Our chart this week shows new code at Google written by AI jumping from 25% in October 2024 to 75% today, disclosed by Sundar Pichai at Cloud Next in Las Vegas this week. Four data points, each roughly doubling the last. The more useful number buried in Pichai’s remarks is six: a recent internal migration finished six times faster than the same job a year ago.

Anthropic was also at Cloud Next in force. Claude runs on Vertex, and Claude Code is now reportedly on a $2.5 billion annual run-rate. Customers are increasingly mixing OpenAI, Claude and less so Gemini agents inside the same workflow, including, awkwardly for Google, inside Google itself.

Which brings us to Steve Yegge. Over the past fortnight, the former Google engineer has posted a series of claims, sourced to current Googlers across multiple orgs, that paint a rather different picture from Pichai’s victory lap.

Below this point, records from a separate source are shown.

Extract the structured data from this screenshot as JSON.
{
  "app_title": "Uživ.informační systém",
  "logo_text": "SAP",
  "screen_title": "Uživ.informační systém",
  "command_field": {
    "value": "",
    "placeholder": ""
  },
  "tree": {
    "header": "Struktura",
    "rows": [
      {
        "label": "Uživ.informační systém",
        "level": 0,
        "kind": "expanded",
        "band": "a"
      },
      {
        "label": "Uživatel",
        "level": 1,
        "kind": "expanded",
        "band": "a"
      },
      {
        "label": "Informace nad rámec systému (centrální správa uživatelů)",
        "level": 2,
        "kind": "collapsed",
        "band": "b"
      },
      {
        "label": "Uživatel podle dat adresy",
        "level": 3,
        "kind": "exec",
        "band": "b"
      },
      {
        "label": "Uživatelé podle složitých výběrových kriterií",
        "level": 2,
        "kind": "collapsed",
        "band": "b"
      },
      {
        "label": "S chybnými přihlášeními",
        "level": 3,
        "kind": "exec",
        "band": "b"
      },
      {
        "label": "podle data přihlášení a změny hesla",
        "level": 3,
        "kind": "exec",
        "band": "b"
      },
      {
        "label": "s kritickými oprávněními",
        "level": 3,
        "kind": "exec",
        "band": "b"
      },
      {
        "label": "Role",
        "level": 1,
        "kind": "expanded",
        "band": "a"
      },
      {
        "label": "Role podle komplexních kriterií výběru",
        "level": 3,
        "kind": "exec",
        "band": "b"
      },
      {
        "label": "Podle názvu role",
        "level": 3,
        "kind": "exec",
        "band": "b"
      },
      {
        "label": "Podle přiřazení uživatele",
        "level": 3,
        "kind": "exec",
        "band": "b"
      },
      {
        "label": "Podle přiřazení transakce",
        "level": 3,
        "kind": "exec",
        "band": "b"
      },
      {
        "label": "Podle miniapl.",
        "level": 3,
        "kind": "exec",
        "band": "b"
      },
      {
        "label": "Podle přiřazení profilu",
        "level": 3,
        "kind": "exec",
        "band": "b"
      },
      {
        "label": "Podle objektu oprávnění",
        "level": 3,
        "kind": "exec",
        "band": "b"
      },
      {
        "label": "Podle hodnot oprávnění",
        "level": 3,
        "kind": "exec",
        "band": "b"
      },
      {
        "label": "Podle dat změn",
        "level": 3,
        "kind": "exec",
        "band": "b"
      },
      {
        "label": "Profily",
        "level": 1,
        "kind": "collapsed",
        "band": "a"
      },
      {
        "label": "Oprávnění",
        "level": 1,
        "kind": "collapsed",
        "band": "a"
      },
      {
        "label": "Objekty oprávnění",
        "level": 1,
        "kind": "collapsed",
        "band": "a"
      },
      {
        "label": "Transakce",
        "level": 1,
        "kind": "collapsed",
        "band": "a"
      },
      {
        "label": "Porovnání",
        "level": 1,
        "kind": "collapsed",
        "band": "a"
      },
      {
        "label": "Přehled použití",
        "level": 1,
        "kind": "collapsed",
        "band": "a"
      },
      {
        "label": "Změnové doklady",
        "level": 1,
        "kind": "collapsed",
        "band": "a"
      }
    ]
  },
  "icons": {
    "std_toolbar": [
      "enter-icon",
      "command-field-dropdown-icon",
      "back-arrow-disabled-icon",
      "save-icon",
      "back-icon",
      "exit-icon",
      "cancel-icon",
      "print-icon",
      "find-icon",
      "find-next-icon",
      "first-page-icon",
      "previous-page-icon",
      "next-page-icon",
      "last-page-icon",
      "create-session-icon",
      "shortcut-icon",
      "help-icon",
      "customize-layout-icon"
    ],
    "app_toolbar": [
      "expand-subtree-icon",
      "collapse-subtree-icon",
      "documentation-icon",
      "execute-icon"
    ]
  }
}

Yegge alleges a two-tier system inside Google: DeepMind engineers use Claude Code daily, while most of the rest of the company is pushed onto internal Gemini variants that, in his sources’ view, are not yet as effective for agentic coding. When someone internally proposed equalising access by removing Claude for everyone, DeepMind reportedly pushed back so hard that several engineers threatened to leave.

Google’s leadership have disputed this in forthright terms. Demis Hassabis called the original post “absolute nonsense”. Addy Osmani, a director at Google Cloud, said more than 40,000 Google engineers now use agentic coding weekly, and Paige Bailey at DeepMind noted teams with agents “running 24/7”.